The long wait for Tropical Cyclone Kirrily is finally over.

Now north Queensland is bracing for its impact with damaging winds and heavy rain to lash the region as early as Wednesday night.

A tropical low finally developed into Cyclone Kirrily in the Coral Sea on Wednesday afternoon, days after it was first forecast to arrive.

Kirrily is set to cross the coast near Townsville between Cardwell and Bowen as a category 2 system on Thursday night, bringing destructive winds and “life threatening” flash flooding.

“People ...should get ready now,” Queensland Premier Steven Miles said.

Evacuation plans are in place for communities in Kirrily’s projected path while extra police, energy and emergency crews from across Queensland and interstate are on standby.

Townsville airport is set to close on Jan. 25 along with 120 schools as north Queensland bunkers down.

The first sign of Kirrily is set to be felt at the Whitsunday Islands with winds of 120km/h expected on Wednesday night.

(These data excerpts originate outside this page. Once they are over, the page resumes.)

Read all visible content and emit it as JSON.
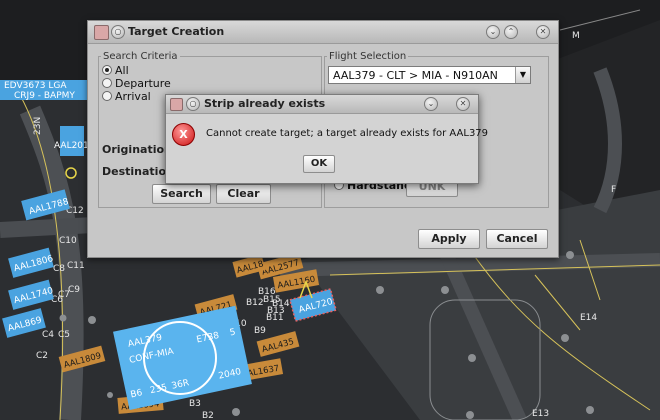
{
  "map": {
    "runway_text": "36R",
    "labels": [
      {
        "id": "M",
        "text": "M"
      },
      {
        "id": "F",
        "text": "F"
      },
      {
        "id": "E14",
        "text": "E14"
      },
      {
        "id": "E13",
        "text": "E13"
      },
      {
        "id": "C12",
        "text": "C12"
      },
      {
        "id": "C10",
        "text": "C10"
      },
      {
        "id": "C8",
        "text": "C8"
      },
      {
        "id": "C11",
        "text": "C11"
      },
      {
        "id": "C9",
        "text": "C9"
      },
      {
        "id": "C7",
        "text": "C7"
      },
      {
        "id": "C6",
        "text": "C6"
      },
      {
        "id": "C4",
        "text": "C4"
      },
      {
        "id": "C5",
        "text": "C5"
      },
      {
        "id": "C2",
        "text": "C2"
      },
      {
        "id": "B16",
        "text": "B16"
      },
      {
        "id": "B15",
        "text": "B15"
      },
      {
        "id": "B14",
        "text": "B14"
      },
      {
        "id": "B13",
        "text": "B13"
      },
      {
        "id": "B12",
        "text": "B12"
      },
      {
        "id": "B11",
        "text": "B11"
      },
      {
        "id": "B10",
        "text": "B10"
      },
      {
        "id": "B9",
        "text": "B9"
      },
      {
        "id": "B3",
        "text": "B3"
      },
      {
        "id": "B2",
        "text": "B2"
      },
      {
        "id": "23N",
        "text": "23N"
      }
    ],
    "strips": {
      "edv": "EDV3673 LGA",
      "crj": "CRJ9 - BAPMY",
      "aal201": "AAL201",
      "aal1788": "AAL1788",
      "aal1806": "AAL1806",
      "aal1740": "AAL1740",
      "aal869": "AAL869",
      "aal1809": "AAL1809",
      "aal1694": "AAL1694",
      "aal2577": "AAL2577",
      "aal18x": "AAL18",
      "aal1160": "AAL1160",
      "aal721": "AAL721",
      "aal720": "AAL720",
      "aal435": "AAL435",
      "aal1637": "AAL1637",
      "aal379": "AAL379",
      "conf": "CONF-MIA",
      "b6": "B6",
      "s235": "235",
      "e738": "E738",
      "s5": "5",
      "s2040": "2040"
    }
  },
  "target_dialog": {
    "title": "Target Creation",
    "search_criteria_legend": "Search Criteria",
    "radios": [
      {
        "label": "All",
        "selected": true
      },
      {
        "label": "Departure",
        "selected": false
      },
      {
        "label": "Arrival",
        "selected": false
      }
    ],
    "origination_label": "Origination",
    "destination_label": "Destination",
    "search_button": "Search",
    "clear_button": "Clear",
    "flight_selection_legend": "Flight Selection",
    "flight_selected": "AAL379 - CLT > MIA - N910AN",
    "hardstand_label": "Hardstand",
    "unk_button": "UNK",
    "apply_button": "Apply",
    "cancel_button": "Cancel"
  },
  "error_dialog": {
    "title": "Strip already exists",
    "icon": "error-x-icon",
    "message": "Cannot create target; a target already exists for AAL379",
    "ok_button": "OK"
  },
  "colors": {
    "tarmac": "#2a2c2f",
    "taxi": "#55585b",
    "flight_blue": "#4aa3e0",
    "tag_orange": "#c88a3a"
  }
}
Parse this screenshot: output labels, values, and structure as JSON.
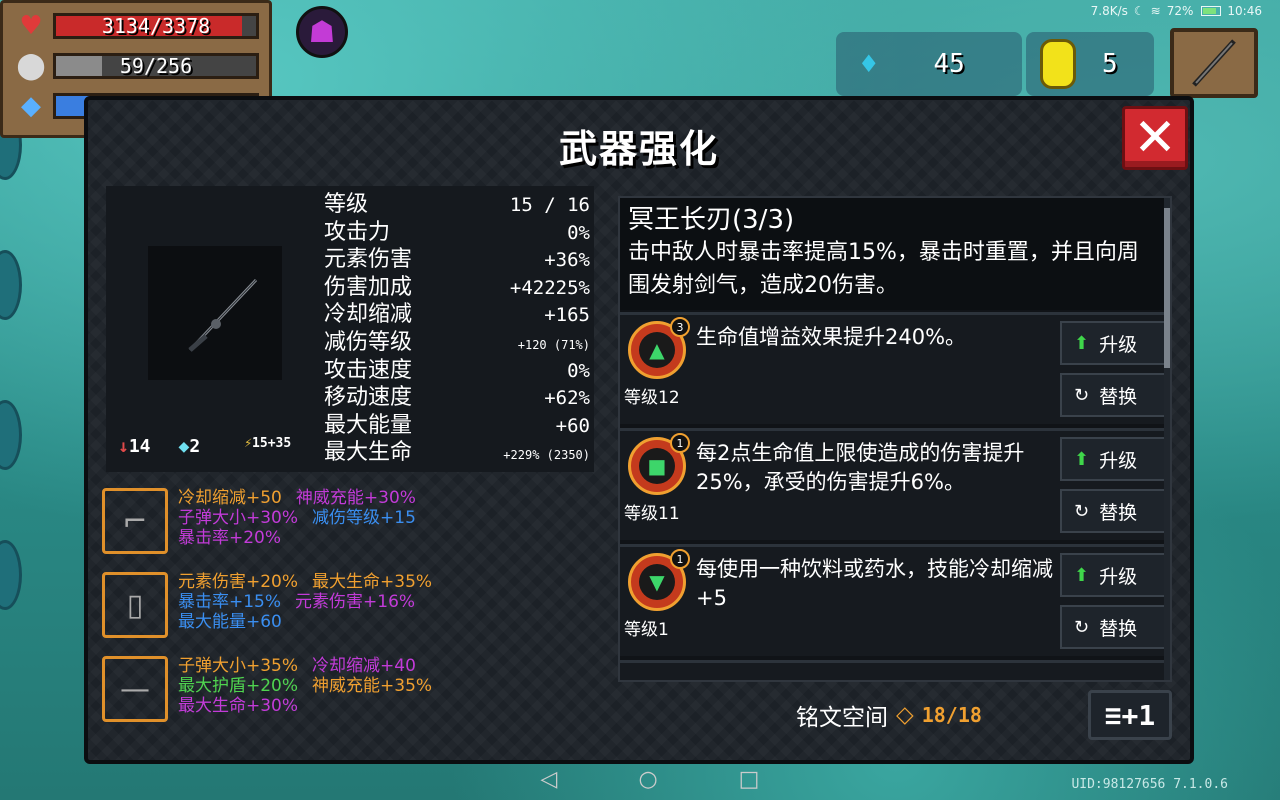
{
  "status_bar": {
    "network": "7.8K/s",
    "battery": "72%",
    "time": "10:46"
  },
  "player": {
    "hp": "3134/3378",
    "armor": "59/256",
    "energy": "",
    "hp_fill": 0.928,
    "armor_fill": 0.23
  },
  "currencies": {
    "gems": "45",
    "coins": "5"
  },
  "dialog": {
    "title": "武器强化",
    "close_label": "✕"
  },
  "weapon": {
    "stats": [
      {
        "label": "等级",
        "value": "15 / 16"
      },
      {
        "label": "攻击力",
        "value": "0%"
      },
      {
        "label": "元素伤害",
        "value": "+36%"
      },
      {
        "label": "伤害加成",
        "value": "+42225%"
      },
      {
        "label": "冷却缩减",
        "value": "+165"
      },
      {
        "label": "减伤等级",
        "value": "+120 (71%)"
      },
      {
        "label": "攻击速度",
        "value": "0%"
      },
      {
        "label": "移动速度",
        "value": "+62%"
      },
      {
        "label": "最大能量",
        "value": "+60"
      },
      {
        "label": "最大生命",
        "value": "+229% (2350)"
      }
    ],
    "footer": {
      "damage": "14",
      "gems": "2",
      "crit": "15+35"
    }
  },
  "inscriptions": [
    {
      "lines": [
        [
          {
            "t": "冷却缩减+50",
            "c": "orange"
          },
          {
            "t": "神威充能+30%",
            "c": "purple"
          }
        ],
        [
          {
            "t": "子弹大小+30%",
            "c": "purple"
          },
          {
            "t": "减伤等级+15",
            "c": "blue"
          }
        ],
        [
          {
            "t": "暴击率+20%",
            "c": "purple"
          }
        ]
      ]
    },
    {
      "lines": [
        [
          {
            "t": "元素伤害+20%",
            "c": "orange"
          },
          {
            "t": "最大生命+35%",
            "c": "orange"
          }
        ],
        [
          {
            "t": "暴击率+15%",
            "c": "blue"
          },
          {
            "t": "元素伤害+16%",
            "c": "purple"
          }
        ],
        [
          {
            "t": "最大能量+60",
            "c": "blue"
          }
        ]
      ]
    },
    {
      "lines": [
        [
          {
            "t": "子弹大小+35%",
            "c": "orange"
          },
          {
            "t": "冷却缩减+40",
            "c": "purple"
          }
        ],
        [
          {
            "t": "最大护盾+20%",
            "c": "green"
          },
          {
            "t": "神威充能+35%",
            "c": "orange"
          }
        ],
        [
          {
            "t": "最大生命+30%",
            "c": "purple"
          }
        ]
      ]
    }
  ],
  "description": {
    "name": "冥王长刃(3/3)",
    "text": "击中敌人时暴击率提高15%，暴击时重置，并且向周围发射剑气，造成20伤害。"
  },
  "perks": [
    {
      "badge": "3",
      "level": "等级12",
      "text": "生命值增益效果提升240%。",
      "upgrade": "升级",
      "replace": "替换"
    },
    {
      "badge": "1",
      "level": "等级11",
      "text": "每2点生命值上限使造成的伤害提升25%，承受的伤害提升6%。",
      "upgrade": "升级",
      "replace": "替换"
    },
    {
      "badge": "1",
      "level": "等级1",
      "text": "每使用一种饮料或药水，技能冷却缩减+5",
      "upgrade": "升级",
      "replace": "替换"
    }
  ],
  "rune_space": {
    "label": "铭文空间",
    "count": "18/18"
  },
  "plus_button": "≡+1",
  "uid": "UID:98127656 7.1.0.6",
  "colors": {
    "orange": "#f0a030",
    "purple": "#c23bd8",
    "blue": "#3a8ef0",
    "green": "#4fd44f"
  }
}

Kirrily was initially forecast to arrive as a severe category 3 system.

But the Bureau of Meteorology warned against complacency about a category 2 cyclone.

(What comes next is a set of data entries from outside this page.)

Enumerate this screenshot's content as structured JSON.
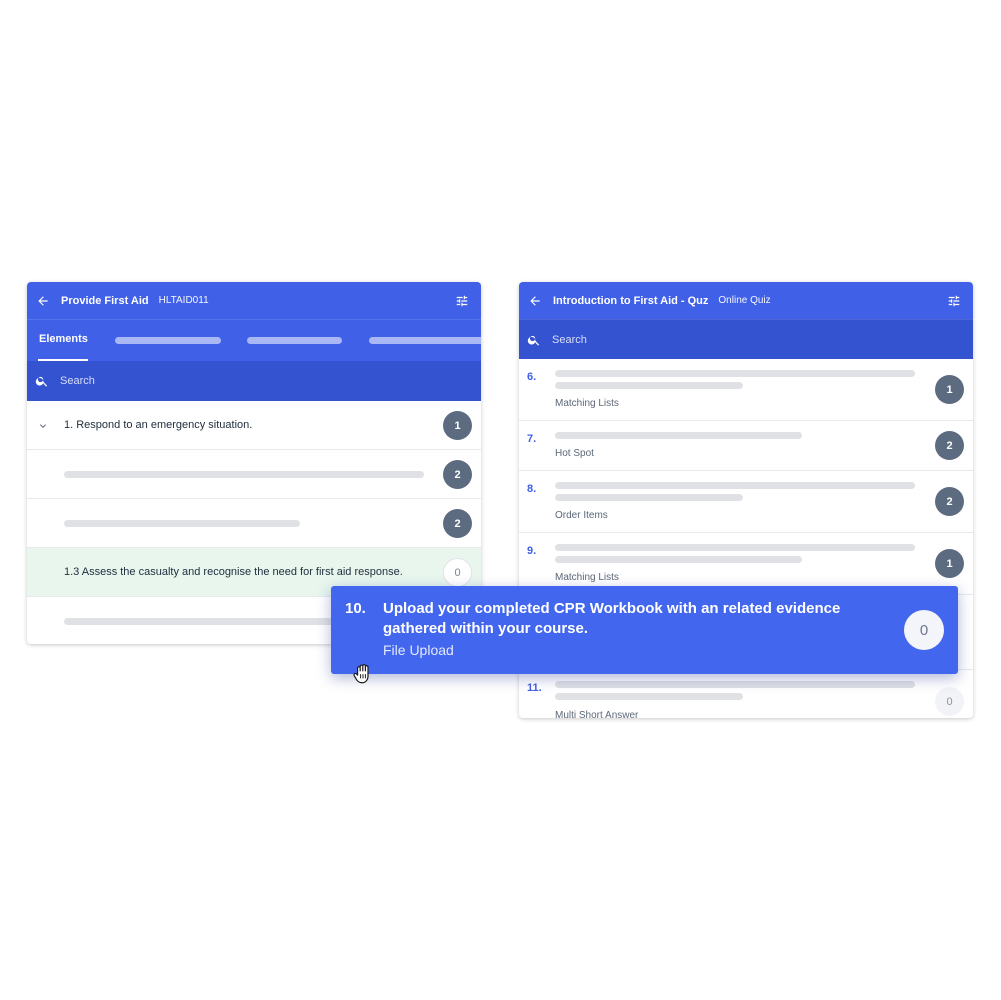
{
  "left_panel": {
    "title": "Provide First Aid",
    "code": "HLTAID011",
    "tabs": {
      "active": "Elements"
    },
    "search_placeholder": "Search",
    "rows": [
      {
        "label": "1. Respond to an emergency situation.",
        "count": "1"
      },
      {
        "label": "",
        "count": "2"
      },
      {
        "label": "",
        "count": "2"
      },
      {
        "label": "1.3 Assess the casualty and recognise the need for first aid response.",
        "count": "0"
      }
    ]
  },
  "right_panel": {
    "title": "Introduction to First Aid - Quz",
    "subtitle": "Online Quiz",
    "search_placeholder": "Search",
    "questions": [
      {
        "num": "6.",
        "type": "Matching Lists",
        "count": "1"
      },
      {
        "num": "7.",
        "type": "Hot Spot",
        "count": "2"
      },
      {
        "num": "8.",
        "type": "Order Items",
        "count": "2"
      },
      {
        "num": "9.",
        "type": "Matching Lists",
        "count": "1"
      },
      {
        "num": "11.",
        "type": "Multi Short Answer",
        "count": "0"
      }
    ]
  },
  "floating_card": {
    "num": "10.",
    "text": "Upload your completed CPR Workbook with an related evidence gathered within your course.",
    "type": "File Upload",
    "count": "0"
  },
  "colors": {
    "primary": "#4060e8",
    "search_bar": "#3453d0",
    "highlight_row": "#e8f6ee",
    "badge": "#5c6b80"
  },
  "icons": [
    "back-arrow-icon",
    "tune-icon",
    "search-icon",
    "chevron-down-icon",
    "grab-hand-icon"
  ]
}
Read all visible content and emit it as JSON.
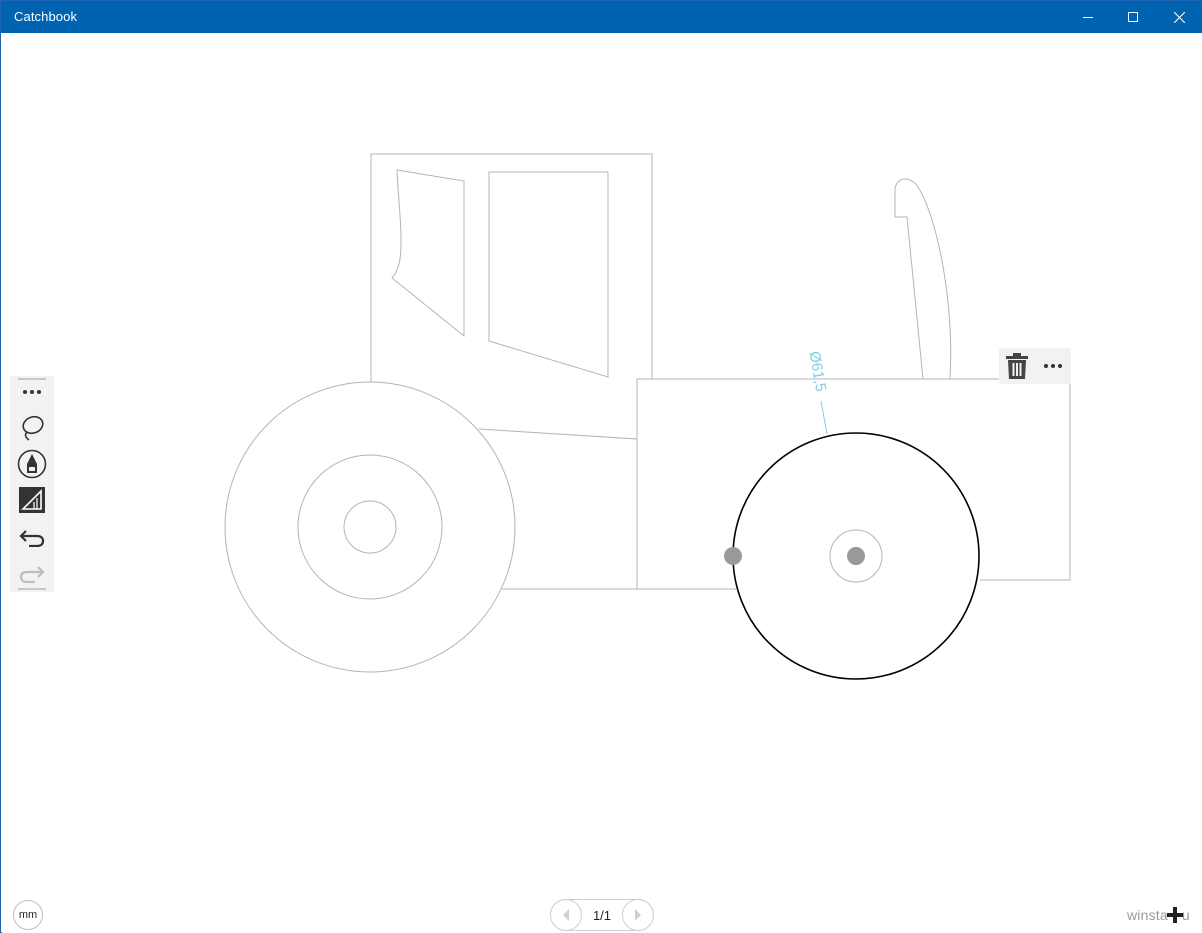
{
  "window": {
    "title": "Catchbook",
    "accent_color": "#0063b1",
    "controls": [
      {
        "name": "minimize",
        "icon": "minimize-icon"
      },
      {
        "name": "maximize",
        "icon": "maximize-icon"
      },
      {
        "name": "close",
        "icon": "close-icon"
      }
    ]
  },
  "toolbar": {
    "tools": [
      {
        "name": "more",
        "icon": "more-icon"
      },
      {
        "name": "lasso",
        "icon": "lasso-icon"
      },
      {
        "name": "pen",
        "icon": "pen-icon",
        "selected": true
      },
      {
        "name": "ruler",
        "icon": "ruler-icon"
      },
      {
        "name": "undo",
        "icon": "undo-icon"
      },
      {
        "name": "redo",
        "icon": "redo-icon",
        "disabled": true
      }
    ]
  },
  "selection": {
    "dimension_label": "Ø61,5",
    "dimension_color": "#7fd0e6",
    "actions": [
      {
        "name": "delete",
        "icon": "trash-icon"
      },
      {
        "name": "more",
        "icon": "more-icon"
      }
    ]
  },
  "footer": {
    "unit": "mm",
    "page_indicator": "1/1",
    "watermark": "winsta",
    "watermark_tail": "u"
  },
  "drawing": {
    "stroke_color": "#b4b4b4",
    "selected_stroke_color": "#000000",
    "handle_color": "#999999"
  }
}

Kirrily is still set to produce winds strong enough to damage homes, bring down trees and cause power outages, the bureau said.

“We still are expected to see significant impacts from these winds,” meteorologist Laura Boekel said.

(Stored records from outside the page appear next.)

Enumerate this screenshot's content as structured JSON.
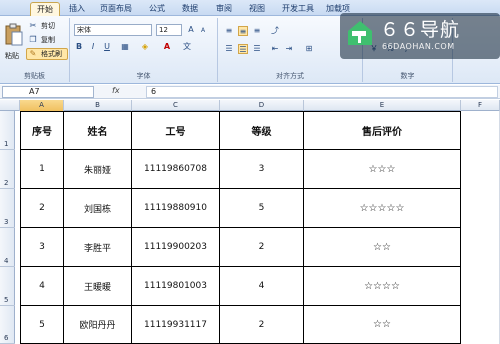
{
  "ribbon_tabs": [
    "开始",
    "插入",
    "页面布局",
    "公式",
    "数据",
    "审阅",
    "视图",
    "开发工具",
    "加载项"
  ],
  "clipboard": {
    "paste": "粘贴",
    "cut": "剪切",
    "copy": "复制",
    "format_painter": "格式刷",
    "group_label": "剪贴板"
  },
  "font": {
    "name": "宋体",
    "size": "12",
    "bold": "B",
    "italic": "I",
    "underline": "U",
    "group_label": "字体"
  },
  "alignment": {
    "group_label": "对齐方式"
  },
  "number": {
    "group_label": "数字"
  },
  "watermark": {
    "title": "６６导航",
    "url": "66DAOHAN.COM"
  },
  "formula_bar": {
    "name_box": "A7",
    "fx": "fx",
    "value": "6"
  },
  "columns": [
    "A",
    "B",
    "C",
    "D",
    "E",
    "F"
  ],
  "rows": [
    "1",
    "2",
    "3",
    "4",
    "5",
    "6"
  ],
  "table": {
    "headers": [
      "序号",
      "姓名",
      "工号",
      "等级",
      "售后评价"
    ],
    "rows": [
      [
        "1",
        "朱丽娅",
        "11119860708",
        "3",
        "☆☆☆"
      ],
      [
        "2",
        "刘国栋",
        "11119880910",
        "5",
        "☆☆☆☆☆"
      ],
      [
        "3",
        "李胜平",
        "11119900203",
        "2",
        "☆☆"
      ],
      [
        "4",
        "王暖暖",
        "11119801003",
        "4",
        "☆☆☆☆"
      ],
      [
        "5",
        "欧阳丹丹",
        "11119931117",
        "2",
        "☆☆"
      ]
    ]
  },
  "colors": {
    "accent": "#f0c060",
    "ribbon": "#dde8f6",
    "watermark_bg": "#1e3246"
  }
}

Then there is the heavy rain and flooding.

“Dangerous and life-threatening flash flooding is possible near the centre and the south of that system,” Ms. Boekel said.

The 700km area between Innisfail and Sarina has been warned it may experience heavy falls and flooding from early Thursday.

People have been told to limit their travel in areas currently in Kirrily’s path.

Residents have also been asked to reconsider their Australia Day long weekend plans, with national parks between Cardwell and Airlie Beach temporarily closed from Wednesday.

Once Kirrily crosses the coast, it is expected to weaken as it heads inland.

However, the system is still set to cause devastation.

“It’s important to know it’s not just about that crossing but what the system will do once it has crossed the coast,” Ms. Boekel said.

The low is expected to bring widespread rain and flooding that may impact the state for days, with heavy showers set to hit central and western Queensland from Friday.

The southeast may also be affected indirectly by rain and potential flooding barely a month after a disastrous Christmas period.

Kirrily is the second cyclone to threaten Queensland in weeks.

Cyclone Jasper caused record flooding that devastated the far north in mid-December.

Severe weather then struck the state’s southeast, with seven people dying in storm-related incidents.

The back-to-back disasters have exceeded $743 million in insured losses, the Insurance Council of Australia said.

Fatigued emergency crews are still recovering.

However they have been bolstered by the arrival of more than 50 personnel from NSW and Victoria.

Meanwhile, Cyclone Anggrek is slowly moving away from the Cocos Islands off Western Australia.

The category two system is set to leave Australian waters on Jan. 25.

In WA, heavy rainfall up to 100mm and 90km/h winds have been forecast for parts of the Pilbara, Gascoyne, Goldfields and Southern Interior with a severe weather warning current.